Beach maintenance scheduled for next week
PROVIDENCE BAY—The municipality of Central Manitoulin will be cleaning up Providence Bay beach next week, removing overgrown vegetation to help keep the beach clean and accessible for the public to enjoy. The work being completed is thanks to a 25-year permit the municipality received last October from the Ministry of Natural Resources and Forestry (MNRF), which allows routine maintenance of the beach as needed.
“We will be completing some maintenance work starting on Tuesday, May 23 and continuing over several days,” explained Central Manitoulin Economic Development Officer Nancy Kinoshameg. “We will be removing shrubs and their root systems at the edge of the water, along the east side of the Mindemoya River, which will span the entire length of the boardwalk. We will also be removing some vegetation in that area that is overgrown.”
Ms. Kinoshameg said that the work will help maintain the beach for both Islanders and visitors to enjoy.
“The area being worked on will be flagged and staked,” added Ms. Kinoshameg. “The boardwalk will still be accessible, but we are asking that the public stay out of the area that is being worked on.”
In October 2016, the municipality received a 25-year permit from the MNRF to conduct work on the beach and boardwalk, Ms. Kinoshameg explained. “Rather than go back every year to the MNRF to request permission to do work on the beach or apply for permits for work, we put together an application for an extended period of time,” she said. “It covers us to do some removal of invasive species or non-native vegetation, as well as regular beach clean up such as overgrown vegetation. It will allow us to ensure the beach is clean so the public can enjoy the beach, but also it will allow us to protect species at risk like Pitcher’s thistle.”
After receiving the permit in October, Ms. Kinoshameg did a test run, working on the beach to ensure the town’s equipment could handle the work.

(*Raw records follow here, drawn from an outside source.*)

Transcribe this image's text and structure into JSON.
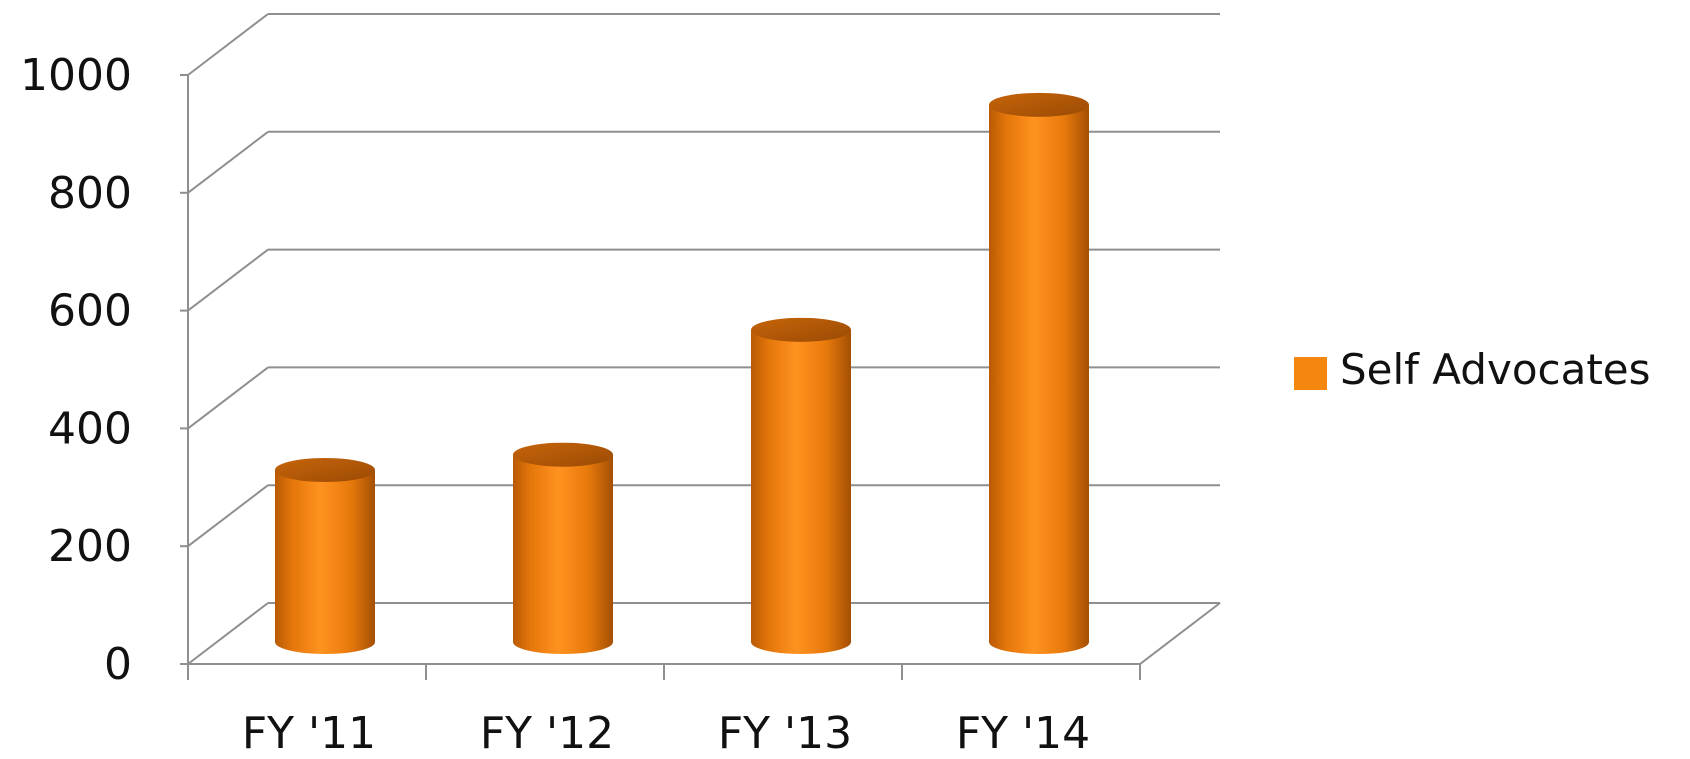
{
  "chart_data": {
    "type": "bar",
    "style": "3d-cylinder",
    "categories": [
      "FY '11",
      "FY '12",
      "FY '13",
      "FY '14"
    ],
    "series": [
      {
        "name": "Self Advocates",
        "values": [
          292,
          318,
          530,
          912
        ],
        "color": "#F5860F"
      }
    ],
    "yticks": [
      "0",
      "200",
      "400",
      "600",
      "800",
      "1000"
    ],
    "ylim": [
      0,
      1000
    ],
    "ytick_step": 200,
    "grid": true,
    "legend": {
      "position": "right",
      "label": "Self Advocates"
    },
    "title": "",
    "xlabel": "",
    "ylabel": ""
  }
}
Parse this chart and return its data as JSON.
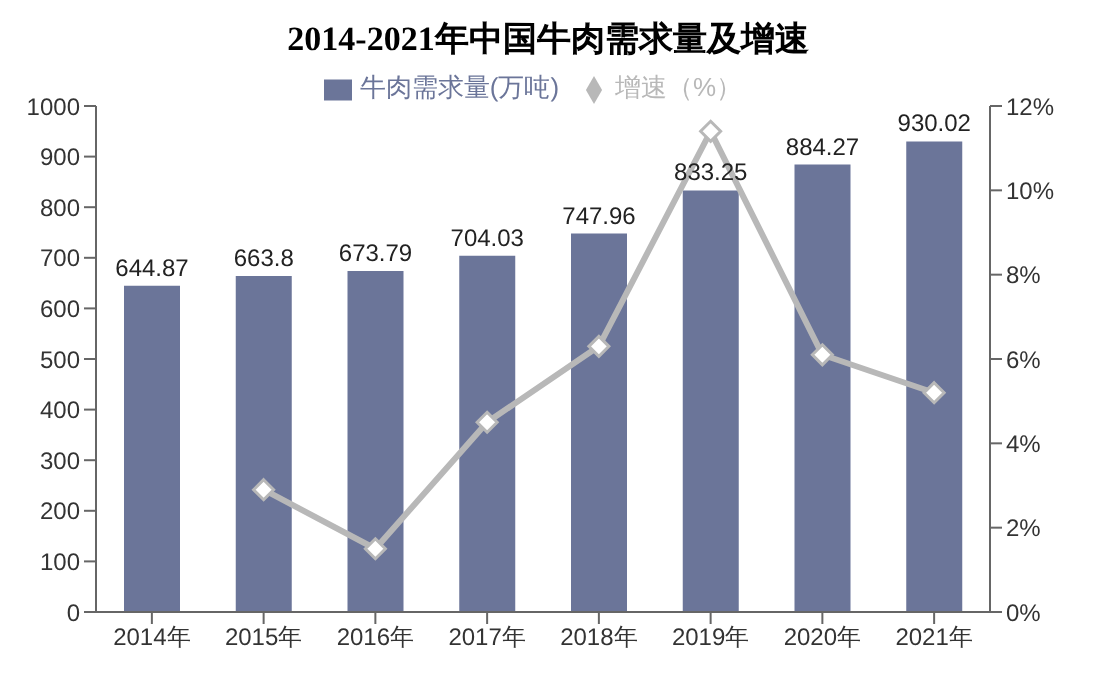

“We were successful in utilizing town equipment to do the work, so now we will be going ahead and starting to remove some of the overgrown vegetation next week,” said Ms. Kinoshameg. “Next year, we will continue to do the work as needed. The permit also allows projects like the annual volunteer beach clean up, which occurred last weekend. Previously, we had to get permission or sometimes permits from the MNRF for the clean up because the beach dunes are a protected habitat. Now, under the permit, the clean up activities are covered.”
As for phragmites, Ms. Kinoshameg said that the town is continuing to monitor the invasive reed on the beach and working with Manitoulin Phragmities Project Coordinator Judith Jones on its eradication from the beach.